Pero la picazón comenzó otra vez; entonces, le pidió:
– Karl, ¿podrías ponerme pasta en la espalda?
Siguió una larga pausa mientras Karl le miraba los hombros, recordando cómo sus manos los habían acariciado en los momentos de pasión. Por fin, tragó y dijo:
– Pásame el pote.
Anna se lo dio, se desabotonó el camisón y se lo bajó; su espalda quedó descubierta mientras sostenía el camisón sobre los pechos. Desde su distanciamiento, no había quedado tan desnuda ante él. Se imaginó los ojos de Karl contemplando su desnudez, y recordó esas manos tiernas en medio de las caricias; cada día aumentaba su ferviente deseo de que Karl la tocara como antes. Esperó, con el corazón martilleándole en el pecho y los nervios estremecidos, ese primer contacto en su cuerpo después de tantos días solitarios. Cuando llegó, fue frío, y Anna se sobresaltó; enseguida se maldijo e hizo todo lo posible por parecer calma delante de él.
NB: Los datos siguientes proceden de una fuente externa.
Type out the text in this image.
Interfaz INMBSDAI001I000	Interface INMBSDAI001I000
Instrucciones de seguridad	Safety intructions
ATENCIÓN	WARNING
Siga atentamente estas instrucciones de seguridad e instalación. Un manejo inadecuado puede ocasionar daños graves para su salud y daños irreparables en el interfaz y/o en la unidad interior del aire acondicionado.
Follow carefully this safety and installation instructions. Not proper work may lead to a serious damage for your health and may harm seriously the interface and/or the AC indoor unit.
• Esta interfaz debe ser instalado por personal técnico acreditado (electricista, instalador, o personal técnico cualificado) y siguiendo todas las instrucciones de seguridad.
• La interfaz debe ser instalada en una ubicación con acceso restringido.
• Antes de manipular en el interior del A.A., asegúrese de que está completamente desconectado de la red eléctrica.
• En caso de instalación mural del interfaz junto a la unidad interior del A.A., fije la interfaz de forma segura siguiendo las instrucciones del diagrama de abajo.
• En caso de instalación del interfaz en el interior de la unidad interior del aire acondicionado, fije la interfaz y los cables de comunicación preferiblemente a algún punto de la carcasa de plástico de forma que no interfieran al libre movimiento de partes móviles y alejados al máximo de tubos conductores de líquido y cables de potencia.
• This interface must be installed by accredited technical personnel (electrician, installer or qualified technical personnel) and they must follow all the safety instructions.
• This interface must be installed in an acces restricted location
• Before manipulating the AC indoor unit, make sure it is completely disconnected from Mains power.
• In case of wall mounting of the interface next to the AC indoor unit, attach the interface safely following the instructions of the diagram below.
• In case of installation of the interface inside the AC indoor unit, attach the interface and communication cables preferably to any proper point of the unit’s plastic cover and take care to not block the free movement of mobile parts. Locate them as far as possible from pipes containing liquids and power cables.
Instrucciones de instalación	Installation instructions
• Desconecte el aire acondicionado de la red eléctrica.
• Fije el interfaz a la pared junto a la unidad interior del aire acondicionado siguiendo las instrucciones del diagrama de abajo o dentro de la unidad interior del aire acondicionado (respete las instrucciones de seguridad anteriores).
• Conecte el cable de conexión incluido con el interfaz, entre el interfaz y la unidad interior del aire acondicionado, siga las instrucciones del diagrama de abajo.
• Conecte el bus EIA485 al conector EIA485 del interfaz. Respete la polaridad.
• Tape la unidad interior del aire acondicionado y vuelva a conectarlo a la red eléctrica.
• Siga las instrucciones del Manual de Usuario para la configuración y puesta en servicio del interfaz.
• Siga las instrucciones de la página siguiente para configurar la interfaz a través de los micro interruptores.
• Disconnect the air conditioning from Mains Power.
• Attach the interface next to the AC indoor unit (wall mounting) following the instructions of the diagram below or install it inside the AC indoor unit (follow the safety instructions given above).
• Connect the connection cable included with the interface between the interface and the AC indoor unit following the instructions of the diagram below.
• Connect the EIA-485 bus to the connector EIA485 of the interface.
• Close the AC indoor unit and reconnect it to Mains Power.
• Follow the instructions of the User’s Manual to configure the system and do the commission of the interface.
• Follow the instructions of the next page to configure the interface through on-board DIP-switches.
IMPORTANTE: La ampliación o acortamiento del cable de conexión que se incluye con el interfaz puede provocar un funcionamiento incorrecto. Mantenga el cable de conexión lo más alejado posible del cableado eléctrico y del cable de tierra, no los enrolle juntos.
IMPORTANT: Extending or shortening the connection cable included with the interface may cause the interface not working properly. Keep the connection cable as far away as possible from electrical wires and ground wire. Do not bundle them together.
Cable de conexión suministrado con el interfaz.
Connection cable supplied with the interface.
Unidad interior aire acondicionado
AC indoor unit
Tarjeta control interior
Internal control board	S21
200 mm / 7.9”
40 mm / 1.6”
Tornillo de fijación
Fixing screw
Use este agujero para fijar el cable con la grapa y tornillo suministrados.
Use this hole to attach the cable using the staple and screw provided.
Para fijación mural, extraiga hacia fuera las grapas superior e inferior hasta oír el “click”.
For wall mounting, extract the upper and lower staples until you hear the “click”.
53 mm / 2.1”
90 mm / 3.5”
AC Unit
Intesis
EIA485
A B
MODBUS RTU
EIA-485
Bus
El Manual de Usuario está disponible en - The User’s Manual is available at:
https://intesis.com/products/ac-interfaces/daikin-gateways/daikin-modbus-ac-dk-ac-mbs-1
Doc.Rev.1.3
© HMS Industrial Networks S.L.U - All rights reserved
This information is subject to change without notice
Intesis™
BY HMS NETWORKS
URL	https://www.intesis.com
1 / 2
Había ronchas tan grandes como arvejas por toda la espalda, blancas en el centro con un círculo colorado alrededor. Cuando tocó la primera con la pasta fría, Anna echó los hombros hacia atrás.
– Lo siento -murmuró Karl.
Al ver su espalda desnuda, se reavivaron en él anhelantes recuerdos. Se esforzó por mantenerse calmo mientras la masajeaba, cuidando que sus ojos no se detuvieran en la sombra de la columna, donde se hundía el camisón, ni se desviaran más abajo, donde Karl sabía que una incitante sombra lo esperaba. Empastó todas las ronchas que pudo ver. En ese momento, sintió una opresión en el estómago y su corazón comenzó a latir alocadamente, pero levantó el mechón de pelo que cubría la nuca y encontró dos ronchas más.
Anna llevó un brazo hacia atrás y se levantó el pelo de la nuca para que Karl pudiera ver las ronchas ocultas. Con el corazón latiéndole a ritmo acelerado, se preguntó si él la consideraría sensual en esa postura tan seductora. Como si repudiara ese posible pensamiento, Anna apretó aún más el camisón contra sus pechos, anhelando esas caricias que le habían sido prodigadas en un tiempo pasado.